13 thoughts on “In Praise of Tempur-Pedic's Butt-Crack Upgrade

  1. Mindy

    Right on, Elie! I agree that they should have kept the body touching the words to make shape of the mattress on the new logo. That’s exactly what the company is all about…

  2. Julie

    The way the old body squished the mattress was inconsistent. Only the E was foam-like. The P was more like a spring. Better to do away with it than do it badly. At least they fixed that really weird foot thing.

  3. Elie

    Do butt cracks sell mattresses? What I like in the new design is that they cleaned up the lines but they cleaned it a bit too much because now the body not touching the letters. What does the logo say other than its a mattress company? Before its purpose is to illustrate that the unique foam mattress contours to the shape of the body to keep the spine aligned. They should have pursued this more in the new design by having the imprint of the body in to illustrate the memory of the foam. Done right it won’t be too busy at all. The focus should be on the memory foam not a butt crack.

  4. commenter

    Yeah, I have to agree- I don’t understand the praise when the butt is essentially gone. Sure, the outer-shape is there, but so is the case in any depiction of the reserve side of a person.

    The crack is what tells you it’s a naked butt! This new logo is more like a sheer and/or tight garment. Most places in the world aren’t so squeamish and puritanical about the matter. European TV shows will show the occasional breast or bottom and no one thinks of it as prurient.

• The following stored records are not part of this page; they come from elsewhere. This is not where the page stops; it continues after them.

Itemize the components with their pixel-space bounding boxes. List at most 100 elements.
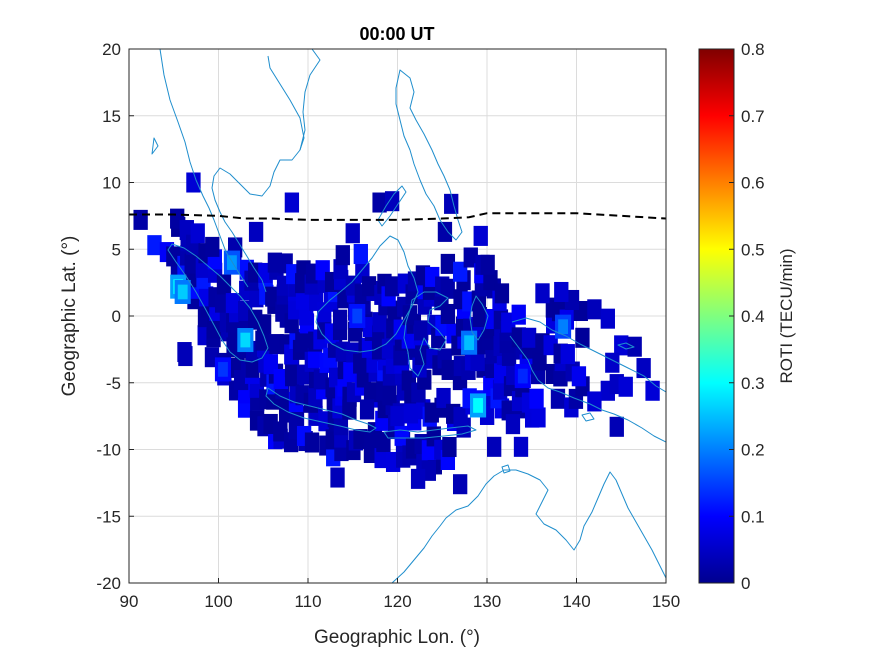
roti-cell-isolated [284, 192, 300, 213]
roti-cell [441, 359, 456, 380]
roti-cell-isolated [390, 406, 405, 427]
y-axis-label: Geographic Lat. (°) [59, 236, 80, 397]
roti-hotspot [473, 398, 483, 413]
roti-cell [492, 379, 508, 400]
roti-cell-isolated [384, 191, 400, 212]
roti-cell [531, 407, 546, 428]
roti-cell [307, 347, 323, 368]
y-tick-label: -20 [96, 574, 121, 593]
coastlines [151, 49, 666, 583]
y-tick-label: 20 [102, 40, 121, 59]
roti-cell [214, 292, 230, 313]
colorbar-tick-label: 0.5 [741, 240, 765, 259]
roti-cell [442, 437, 457, 458]
roti-cell [529, 388, 544, 409]
roti-cell [255, 330, 270, 351]
roti-cell [205, 236, 220, 257]
coastline-palawan [377, 185, 407, 227]
x-axis-ticks: 90 100 110 120 130 140 150 [120, 578, 680, 611]
roti-cell [256, 314, 272, 335]
roti-cell-isolated [403, 403, 419, 424]
roti-cell [364, 382, 379, 403]
coastline-borneo [315, 235, 419, 353]
roti-cell [265, 286, 280, 307]
roti-cell-isolated [614, 335, 629, 356]
roti-cell [147, 235, 162, 256]
roti-cell-isolated [186, 172, 201, 193]
roti-hotspot [177, 284, 188, 300]
roti-cell [440, 303, 456, 324]
roti-cell [560, 344, 575, 365]
y-tick-label: -5 [106, 374, 121, 393]
roti-cell [374, 448, 389, 469]
colorbar-tick-label: 0.1 [741, 507, 765, 526]
coastline-lesser-sunda [383, 425, 477, 439]
roti-cell [313, 369, 329, 390]
chart-title: 00:00 UT [359, 24, 434, 44]
coastline-new-guinea-south [509, 335, 666, 443]
roti-cell-isolated [330, 467, 345, 488]
roti-cell-isolated [636, 358, 651, 379]
x-tick-label: 120 [383, 592, 411, 611]
colorbar-tick-label: 0 [741, 574, 750, 593]
roti-cell [553, 366, 568, 387]
y-tick-label: 0 [112, 307, 121, 326]
roti-cell-isolated [627, 336, 642, 357]
colorbar-tick-label: 0.4 [741, 307, 765, 326]
roti-cell [382, 385, 397, 406]
roti-hotspot [352, 308, 363, 324]
roti-cell-isolated [609, 416, 624, 437]
roti-cell-isolated [437, 221, 453, 242]
y-tick-label: -15 [96, 507, 121, 526]
roti-cell-isolated [505, 414, 521, 435]
roti-hotspot [517, 368, 528, 384]
coastline-vietnam [299, 49, 321, 151]
roti-cell [480, 254, 495, 275]
roti-cell [415, 344, 430, 366]
x-tick-label: 90 [120, 592, 139, 611]
x-tick-label: 110 [294, 592, 321, 611]
roti-cell [453, 406, 468, 427]
roti-cell [483, 270, 498, 291]
roti-cell [304, 432, 320, 453]
roti-cell-isolated [267, 252, 283, 273]
roti-hotspot [558, 319, 568, 335]
y-tick-label: -10 [96, 441, 121, 460]
roti-cell-isolated [487, 436, 502, 457]
x-tick-label: 140 [562, 592, 590, 611]
roti-cell-isolated [535, 283, 550, 304]
roti-cell-isolated [178, 346, 193, 367]
roti-cell [273, 369, 288, 390]
roti-hotspot [227, 255, 237, 270]
roti-cell [245, 357, 260, 378]
roti-cell [571, 366, 587, 387]
roti-cell-isolated [410, 468, 426, 489]
roti-cell-isolated [359, 399, 375, 420]
colorbar-tick-label: 0.3 [741, 374, 765, 393]
roti-cell-isolated [372, 192, 387, 213]
colorbar-tick-label: 0.8 [741, 40, 765, 59]
y-axis-ticks: 20 15 10 5 0 -5 -10 -15 -20 [96, 40, 134, 593]
roti-hotspot [464, 335, 475, 351]
colorbar-gradient [699, 49, 734, 583]
magnetic-equator-dashed-line [129, 212, 666, 221]
coastline-java [265, 387, 377, 433]
roti-cell [532, 350, 547, 371]
roti-cell [216, 274, 232, 295]
coastline-sumatra [167, 243, 269, 363]
roti-cell [333, 415, 349, 436]
roti-cell [414, 320, 429, 341]
roti-cell-isolated [513, 436, 529, 457]
roti-hotspot [218, 362, 228, 377]
roti-cell [335, 245, 350, 266]
roti-cell [470, 351, 485, 372]
roti-cells [133, 172, 660, 495]
roti-cell-isolated [473, 225, 488, 246]
roti-cell [511, 304, 526, 325]
coastline-new-guinea [511, 317, 666, 393]
colorbar: 0.8 0.7 0.6 0.5 0.4 0.3 0.2 0.1 0 ROTI (TECU/min… [698, 40, 796, 593]
colorbar-tick-label: 0.2 [741, 441, 765, 460]
roti-cell [190, 223, 205, 244]
x-axis-label: Geographic Lon. (°) [314, 627, 480, 648]
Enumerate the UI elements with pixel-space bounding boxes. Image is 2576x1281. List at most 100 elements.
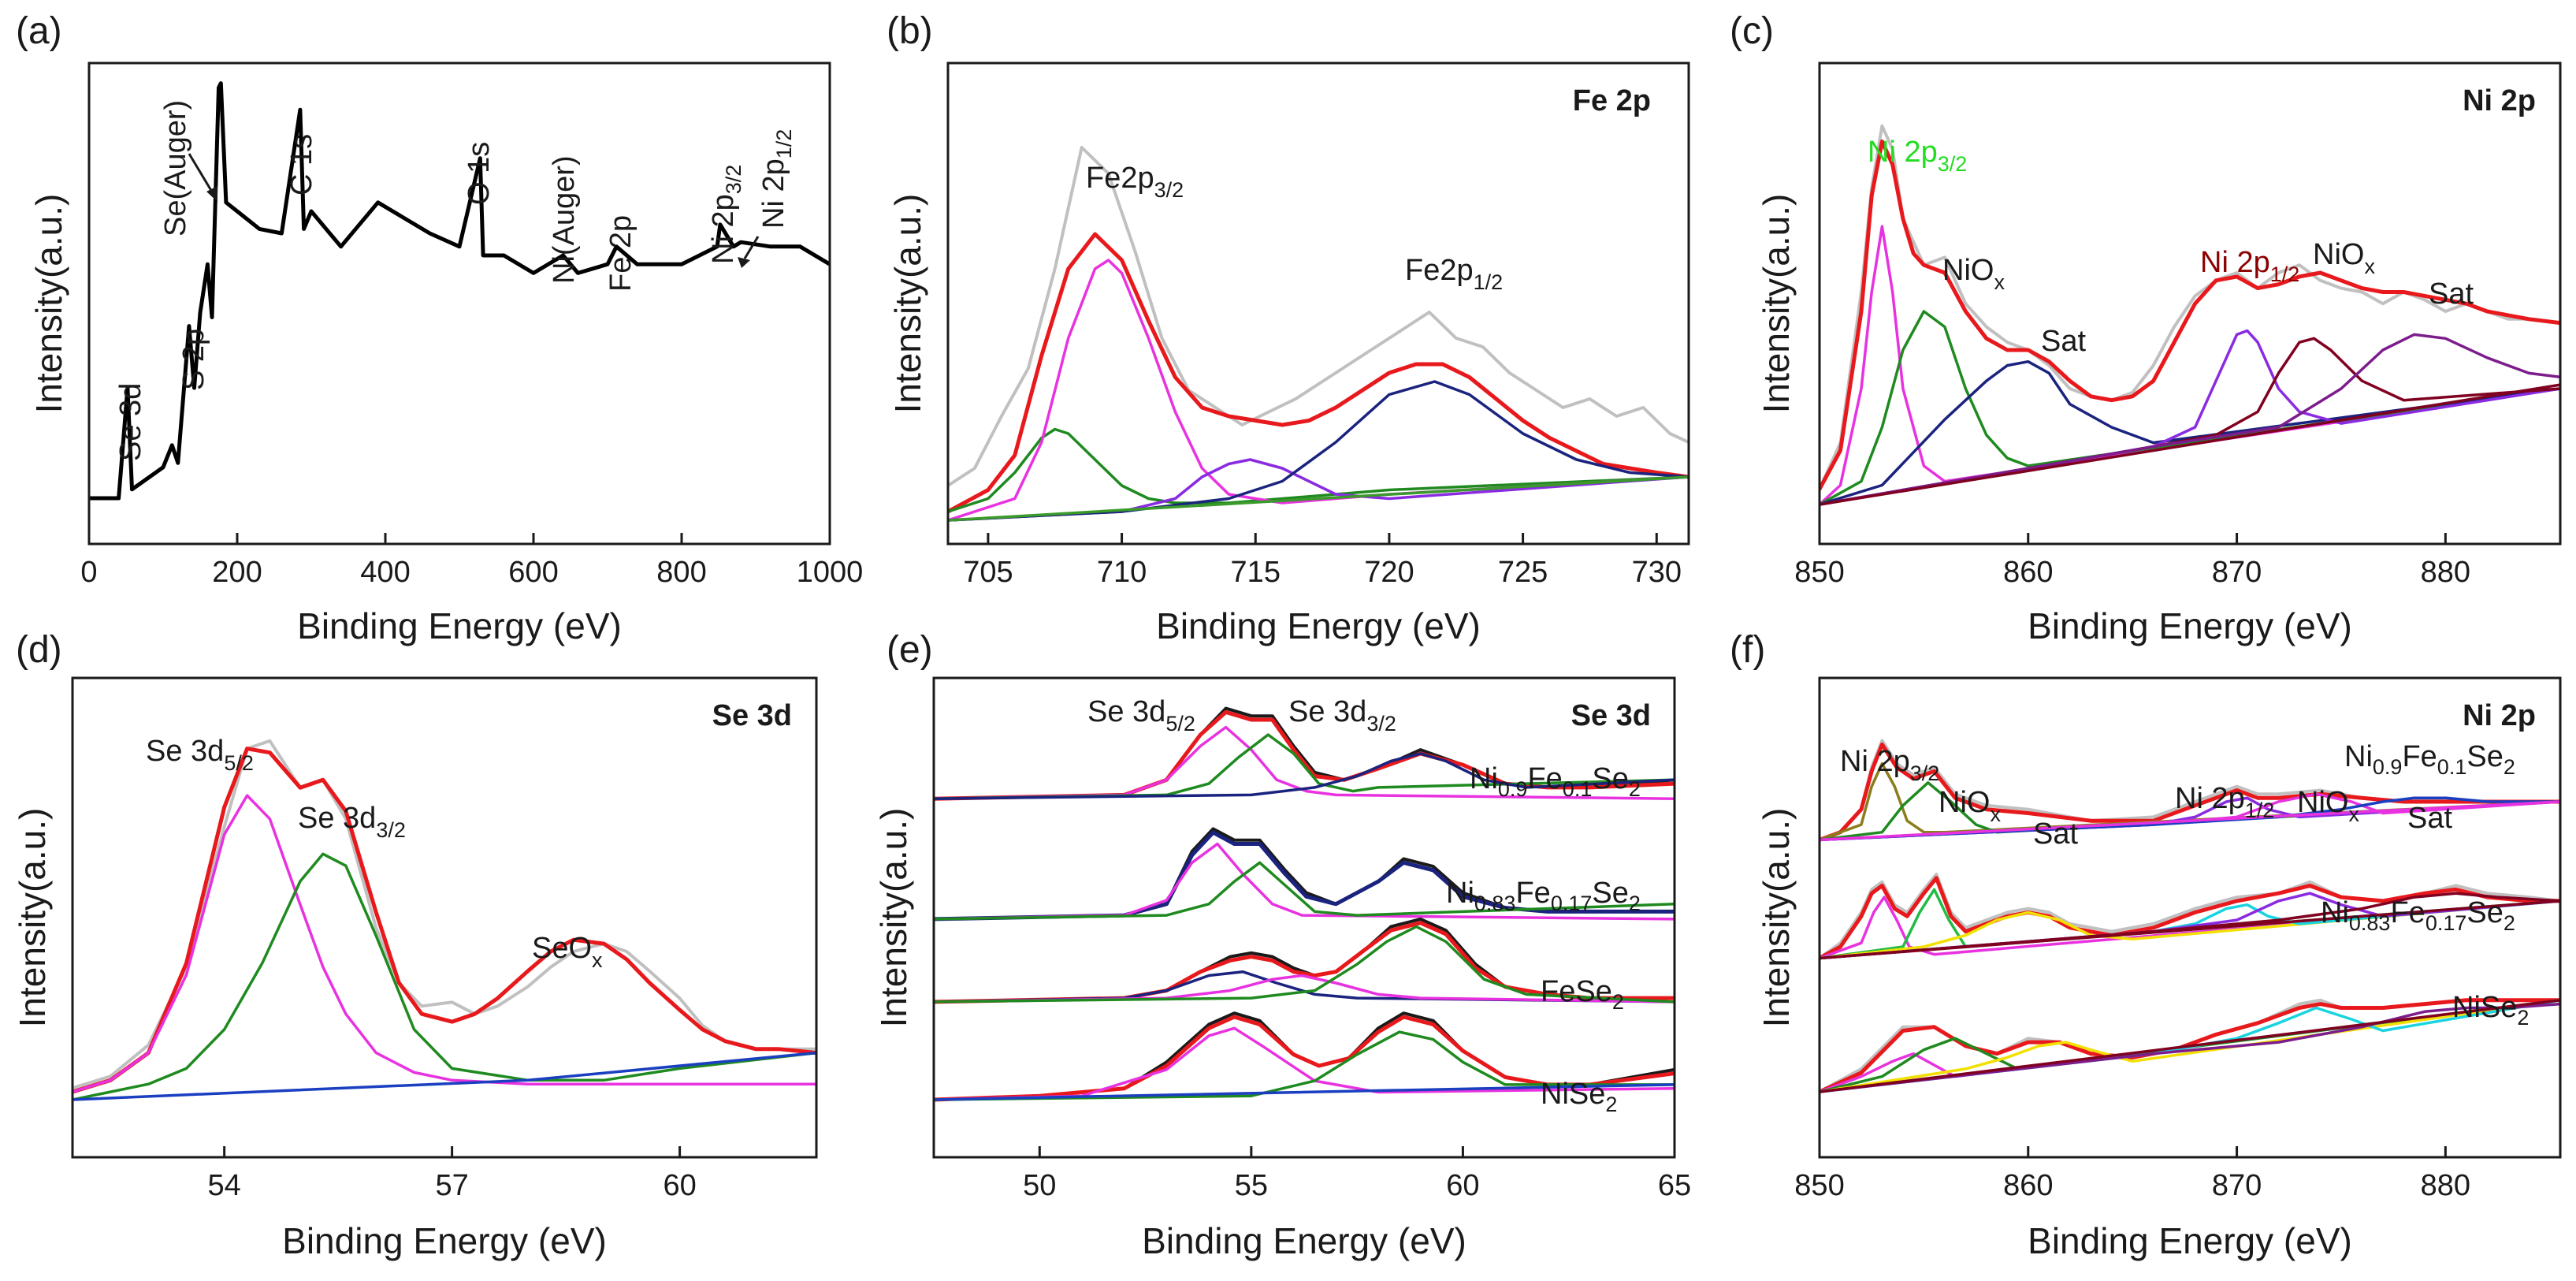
panel-f-niox2-label: NiOx <box>2297 786 2359 826</box>
panel-c-tick-label: 850 <box>1794 556 1844 589</box>
panel-a-frame <box>87 61 831 546</box>
panel-b-tick-label: 705 <box>963 556 1013 589</box>
panel-d-3d32-label: Se 3d3/2 <box>298 802 406 842</box>
panel-e-series-background <box>934 1083 1675 1101</box>
panel-e-series-ni0-83fe0-17se2-fit <box>934 830 1675 922</box>
panel-e-tick-label: 60 <box>1446 1169 1479 1202</box>
panel-c-curves <box>1820 124 2560 506</box>
panel-f-tick-label: 880 <box>2421 1169 2470 1202</box>
panel-d-label: (d) <box>16 629 62 671</box>
panel-a-s2p-label: S 2p <box>177 329 210 390</box>
panel-c-niox2-label: NiOx <box>2313 238 2375 278</box>
panel-e-series-nise2-3d5-2 <box>934 1026 1675 1101</box>
panel-e-sample-1-label: Ni0.9Fe0.1Se2 <box>1470 762 1641 801</box>
panel-a-o1s-label: O 1s <box>463 142 496 205</box>
panel-d-y-axis-label: Intensity(a.u.) <box>12 808 53 1028</box>
panel-b-tick-label: 710 <box>1097 556 1147 589</box>
panel-e-series-fese2-seox <box>934 925 1675 1004</box>
panel-b-y-axis-label: Intensity(a.u.) <box>887 194 928 414</box>
panel-a: (a) 0 200 400 600 800 1000 Binding Energ… <box>16 10 863 646</box>
panel-d-series-raw <box>72 739 816 1090</box>
panel-b-series-raw <box>948 146 1689 487</box>
panel-a-tick-label: 200 <box>212 556 262 589</box>
panel-d-x-axis-label: Binding Energy (eV) <box>282 1220 607 1261</box>
panel-e-tick-label: 50 <box>1023 1169 1056 1202</box>
panel-f-sat-label: Sat <box>2033 817 2078 851</box>
panel-b-fe2p32-label: Fe2p3/2 <box>1086 162 1184 202</box>
panel-d-title: Se 3d <box>712 699 792 732</box>
panel-c-title: Ni 2p <box>2463 84 2536 117</box>
panel-e-tick-label: 65 <box>1658 1169 1691 1202</box>
panel-d-tick-label: 57 <box>435 1169 468 1202</box>
panel-e: (e) Se 3d 50 55 60 65 Binding Energy (eV) I… <box>873 629 1691 1261</box>
panel-c-series-sat-2 <box>1820 333 2560 506</box>
panel-d-3d52-label: Se 3d5/2 <box>146 735 254 775</box>
panel-e-x-ticks: 50 55 60 65 <box>1023 1146 1691 1202</box>
panel-a-c1s-label: C 1s <box>285 134 318 196</box>
panel-b-frame <box>946 61 1690 546</box>
panel-f-sample-3-label: NiSe2 <box>2452 991 2529 1030</box>
panel-f-tick-label: 850 <box>1794 1169 1844 1202</box>
panel-a-tick-label: 400 <box>360 556 410 589</box>
panel-b-series-background <box>948 475 1689 522</box>
panel-b-x-ticks: 705 710 715 720 725 730 <box>963 533 1682 589</box>
panel-a-se-auger-arrow <box>188 153 214 194</box>
panel-a-x-axis-label: Binding Energy (eV) <box>297 605 622 646</box>
panel-b-fe2p12-label: Fe2p1/2 <box>1405 254 1503 294</box>
panel-a-se-auger-arrow-head <box>206 186 217 202</box>
panel-d-series-fit <box>72 747 816 1094</box>
panel-f-series-ni0-83fe0-17se2-background <box>1820 899 2560 960</box>
panel-a-ni-auger-label: Ni(Auger) <box>548 155 581 284</box>
panel-a-x-ticks <box>87 533 831 544</box>
panel-d-x-ticks: 54 57 60 <box>208 1146 697 1202</box>
panel-f-y-axis-label: Intensity(a.u.) <box>1756 808 1797 1028</box>
panel-f-x-axis-label: Binding Energy (eV) <box>2028 1220 2352 1261</box>
panel-b-tick-label: 725 <box>1498 556 1548 589</box>
panel-f-sample-2-label: Ni0.83Fe0.17Se2 <box>2321 896 2515 935</box>
panel-e-series-nise2-fit <box>934 1015 1675 1102</box>
panel-f: (f) Ni 2p 850 860 870 880 Binding Energy (e… <box>1730 629 2562 1261</box>
panel-f-series-ni0-83fe0-17se2-ni2p3-2 <box>1820 896 2560 960</box>
panel-c-series-sat <box>1820 359 2560 506</box>
panel-b-title: Fe 2p <box>1573 84 1651 117</box>
panel-f-x-ticks: 850 860 870 880 <box>1794 1146 2470 1202</box>
panel-f-tick-label: 860 <box>2003 1169 2053 1202</box>
panel-f-series-nise2-background <box>1820 999 2560 1093</box>
panel-f-label: (f) <box>1730 629 1765 671</box>
panel-f-sat2-label: Sat <box>2407 802 2452 835</box>
panel-c-series-ni-2p1-2 <box>1820 329 2560 506</box>
panel-e-sample-4-label: NiSe2 <box>1541 1078 1617 1116</box>
panel-e-sample-2-label: Ni0.83Fe0.17Se2 <box>1446 877 1641 915</box>
panel-f-series-nise2-sat <box>1820 999 2560 1093</box>
panel-a-ni2p32-label: Ni 2p3/2 <box>707 165 745 264</box>
panel-f-ni2p12-label: Ni 2p1/2 <box>2175 782 2274 822</box>
panel-e-frame <box>932 676 1676 1159</box>
panel-e-series-fese2-3d5-2 <box>934 970 1675 1004</box>
panel-a-series-survey <box>89 81 830 501</box>
panel-f-sample-1-label: Ni0.9Fe0.1Se2 <box>2344 740 2515 779</box>
panel-a-label: (a) <box>16 10 62 52</box>
panel-e-series-ni0-83fe0-17se2-3d5-2 <box>934 842 1675 921</box>
panel-d-tick-label: 60 <box>663 1169 696 1202</box>
panel-f-series-ni0-83fe0-17se2-sat <box>1820 899 2560 960</box>
panel-c-x-ticks: 850 860 870 880 <box>1794 533 2470 589</box>
panel-e-tick-label: 55 <box>1235 1169 1268 1202</box>
panel-c-sat-label: Sat <box>2041 325 2086 358</box>
panel-a-se3d-label: Se 3d <box>114 383 147 461</box>
panel-d-seox-label: SeOx <box>532 932 603 972</box>
panel-c-tick-label: 870 <box>2212 556 2262 589</box>
panel-e-title: Se 3d <box>1571 699 1651 732</box>
panel-b-series-fit <box>948 232 1689 514</box>
panel-c-series-niox-2 <box>1820 337 2560 506</box>
panel-a-tick-label: 600 <box>508 556 558 589</box>
panel-d-tick-label: 54 <box>208 1169 241 1202</box>
panel-a-tick-label: 0 <box>80 556 97 589</box>
panel-d: (d) Se 3d 54 57 60 Binding Energy (eV) Int… <box>12 629 818 1261</box>
panel-e-x-axis-label: Binding Energy (eV) <box>1142 1220 1466 1261</box>
panel-e-label: (e) <box>887 629 933 671</box>
panel-c-ni2p32-label: Ni 2p3/2 <box>1868 136 1967 176</box>
panel-a-curves <box>89 81 830 501</box>
panel-c-sat2-label: Sat <box>2429 277 2474 311</box>
panel-b-curves <box>948 146 1689 522</box>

    I actually feel disappointed that the company didn’t stand their ground. Also, the figure of the new logo looks somewhat less curvy. The hip/waist ratio is less pronounced.

  5. Ben Saufley

    Am I the only one who thinks the whole point of the woman on the old logo was to point out how instead of resting on a flat surface, people who sleep on Tempur-Pedic beds have straight spines and the bed will give to match their contours? So the text was slightly deformed, and encroached upon on the top? And now that’s gone? I think the spine line is a decent addition as far as pointing out that benefit, but the woman doesn’t seem to make much sense as a logo element anymore, without that bottom curve.

    And I’m with Ernie. A blog post about how they kept the crack seems a little strange when they have essentially removed it altogether.